Setup: Analysts say sustained foreign selling, elevated crude oil prices, and global macroeconomic uncertainty have weakened investor sentiment. A stronger dollar and rising yields in developed markets have also reduced the appeal of emerging markets such as India. Some market experts also point to continued global enthusiasm for artificial intelligence-linked stocks, which has diverted a portion of capital away from markets seen as lagging in the AI race. Investors now await signals on interest rates, oil prices, and foreign fund flows for clues on market direction.
Drug Price Caps
India’s drug pricing regulator has fixed retail prices for 30 drug formulations, including Vitamin D3 and calcium supplements, in a move aimed at keeping medicines affordable.

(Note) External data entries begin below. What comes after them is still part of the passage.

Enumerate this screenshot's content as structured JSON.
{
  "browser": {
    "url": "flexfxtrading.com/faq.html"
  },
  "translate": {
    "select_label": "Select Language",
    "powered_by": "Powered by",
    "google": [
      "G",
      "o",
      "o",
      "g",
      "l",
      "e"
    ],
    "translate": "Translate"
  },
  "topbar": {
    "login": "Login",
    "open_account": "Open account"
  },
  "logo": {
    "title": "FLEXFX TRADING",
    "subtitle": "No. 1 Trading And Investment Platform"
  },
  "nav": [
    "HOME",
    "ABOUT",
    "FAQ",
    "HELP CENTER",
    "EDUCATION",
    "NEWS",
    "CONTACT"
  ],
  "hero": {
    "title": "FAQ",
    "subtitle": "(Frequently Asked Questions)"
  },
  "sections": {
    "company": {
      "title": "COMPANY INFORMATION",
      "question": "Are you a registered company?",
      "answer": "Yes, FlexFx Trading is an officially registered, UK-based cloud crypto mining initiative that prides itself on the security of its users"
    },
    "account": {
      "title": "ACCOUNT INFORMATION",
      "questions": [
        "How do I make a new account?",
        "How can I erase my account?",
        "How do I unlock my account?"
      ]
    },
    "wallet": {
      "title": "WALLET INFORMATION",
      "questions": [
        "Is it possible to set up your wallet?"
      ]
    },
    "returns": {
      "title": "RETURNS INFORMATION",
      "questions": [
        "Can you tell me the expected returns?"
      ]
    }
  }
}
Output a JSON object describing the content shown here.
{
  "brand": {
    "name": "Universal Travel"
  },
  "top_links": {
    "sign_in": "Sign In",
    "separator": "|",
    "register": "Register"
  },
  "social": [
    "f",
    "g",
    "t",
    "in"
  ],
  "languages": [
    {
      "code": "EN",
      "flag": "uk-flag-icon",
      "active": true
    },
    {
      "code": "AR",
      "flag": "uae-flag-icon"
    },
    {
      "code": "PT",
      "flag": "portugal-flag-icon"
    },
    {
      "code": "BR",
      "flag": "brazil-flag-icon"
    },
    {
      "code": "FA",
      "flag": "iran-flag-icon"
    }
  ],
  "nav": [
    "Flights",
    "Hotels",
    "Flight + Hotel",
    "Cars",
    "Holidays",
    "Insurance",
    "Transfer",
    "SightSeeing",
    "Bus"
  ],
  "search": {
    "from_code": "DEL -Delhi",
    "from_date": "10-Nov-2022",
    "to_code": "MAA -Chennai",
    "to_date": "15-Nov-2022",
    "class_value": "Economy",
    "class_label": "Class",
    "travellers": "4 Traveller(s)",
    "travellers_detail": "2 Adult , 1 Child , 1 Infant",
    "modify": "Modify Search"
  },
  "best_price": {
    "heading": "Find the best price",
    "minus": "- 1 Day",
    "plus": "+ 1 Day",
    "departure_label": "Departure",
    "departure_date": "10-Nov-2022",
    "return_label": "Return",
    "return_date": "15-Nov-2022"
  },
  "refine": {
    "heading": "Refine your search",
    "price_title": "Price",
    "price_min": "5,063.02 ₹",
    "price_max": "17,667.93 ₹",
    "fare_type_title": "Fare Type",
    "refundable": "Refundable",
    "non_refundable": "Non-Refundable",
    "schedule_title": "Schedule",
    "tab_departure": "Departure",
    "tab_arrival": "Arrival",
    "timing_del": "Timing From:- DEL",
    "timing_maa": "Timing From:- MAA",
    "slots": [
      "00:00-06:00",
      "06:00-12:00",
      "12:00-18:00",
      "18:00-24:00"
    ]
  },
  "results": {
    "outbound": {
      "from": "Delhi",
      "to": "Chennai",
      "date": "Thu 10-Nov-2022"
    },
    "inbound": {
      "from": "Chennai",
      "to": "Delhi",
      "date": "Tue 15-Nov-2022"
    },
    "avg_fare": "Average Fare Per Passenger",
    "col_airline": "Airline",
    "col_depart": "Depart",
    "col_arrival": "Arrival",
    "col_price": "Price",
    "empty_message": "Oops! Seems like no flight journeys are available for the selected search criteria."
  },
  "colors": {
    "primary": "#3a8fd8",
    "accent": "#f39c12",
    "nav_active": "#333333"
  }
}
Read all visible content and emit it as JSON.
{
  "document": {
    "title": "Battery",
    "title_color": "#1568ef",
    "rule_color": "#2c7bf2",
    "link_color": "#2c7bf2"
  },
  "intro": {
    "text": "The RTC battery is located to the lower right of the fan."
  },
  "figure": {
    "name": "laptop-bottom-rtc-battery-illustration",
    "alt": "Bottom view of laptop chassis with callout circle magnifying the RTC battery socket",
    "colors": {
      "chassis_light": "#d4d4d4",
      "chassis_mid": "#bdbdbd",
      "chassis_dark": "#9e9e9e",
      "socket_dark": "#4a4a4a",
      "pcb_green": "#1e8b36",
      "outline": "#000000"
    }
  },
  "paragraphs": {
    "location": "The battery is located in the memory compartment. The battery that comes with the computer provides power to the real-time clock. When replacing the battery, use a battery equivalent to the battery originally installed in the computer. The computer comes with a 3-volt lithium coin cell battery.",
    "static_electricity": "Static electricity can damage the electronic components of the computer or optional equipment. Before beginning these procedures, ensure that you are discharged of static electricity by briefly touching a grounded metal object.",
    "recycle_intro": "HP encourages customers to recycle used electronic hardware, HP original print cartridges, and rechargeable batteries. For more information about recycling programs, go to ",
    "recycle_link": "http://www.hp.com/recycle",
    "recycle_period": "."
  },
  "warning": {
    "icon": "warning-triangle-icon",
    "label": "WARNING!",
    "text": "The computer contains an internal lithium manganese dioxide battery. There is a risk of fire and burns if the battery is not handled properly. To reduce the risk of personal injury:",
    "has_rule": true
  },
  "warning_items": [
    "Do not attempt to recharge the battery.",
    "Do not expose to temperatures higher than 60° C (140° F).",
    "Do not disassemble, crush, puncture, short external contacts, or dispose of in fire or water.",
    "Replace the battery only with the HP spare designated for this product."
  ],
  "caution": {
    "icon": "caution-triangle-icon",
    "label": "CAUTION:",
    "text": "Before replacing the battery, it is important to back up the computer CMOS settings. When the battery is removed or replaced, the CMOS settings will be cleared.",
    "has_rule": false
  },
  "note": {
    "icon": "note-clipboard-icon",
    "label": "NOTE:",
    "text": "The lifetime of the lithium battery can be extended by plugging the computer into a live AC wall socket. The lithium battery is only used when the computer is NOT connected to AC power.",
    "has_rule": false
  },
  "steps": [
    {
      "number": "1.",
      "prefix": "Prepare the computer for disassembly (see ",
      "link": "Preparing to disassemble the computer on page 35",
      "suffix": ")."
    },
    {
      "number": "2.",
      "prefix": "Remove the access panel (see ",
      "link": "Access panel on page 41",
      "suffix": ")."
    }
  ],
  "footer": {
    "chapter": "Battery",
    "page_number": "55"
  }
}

Fast Facts: The National Pharmaceutical Pricing Authority (NPPA) issued separate notifications setting maximum retail prices for the formulations under the Drugs (Prices Control) Order, 2013. Manufacturers cannot sell these products above the notified prices, excluding GST.
The Turning Point: The move forms part of the government’s broader effort to control medicine prices and reduce out-of-pocket healthcare spending. India already caps prices for hundreds of medicines under the National List of Essential Medicines, while the NPPA regularly fixes prices for newly approved formulations. The government says price controls improve access to treatment, while pharmaceutical companies argue that tighter regulation could pressure margins and discourage investment.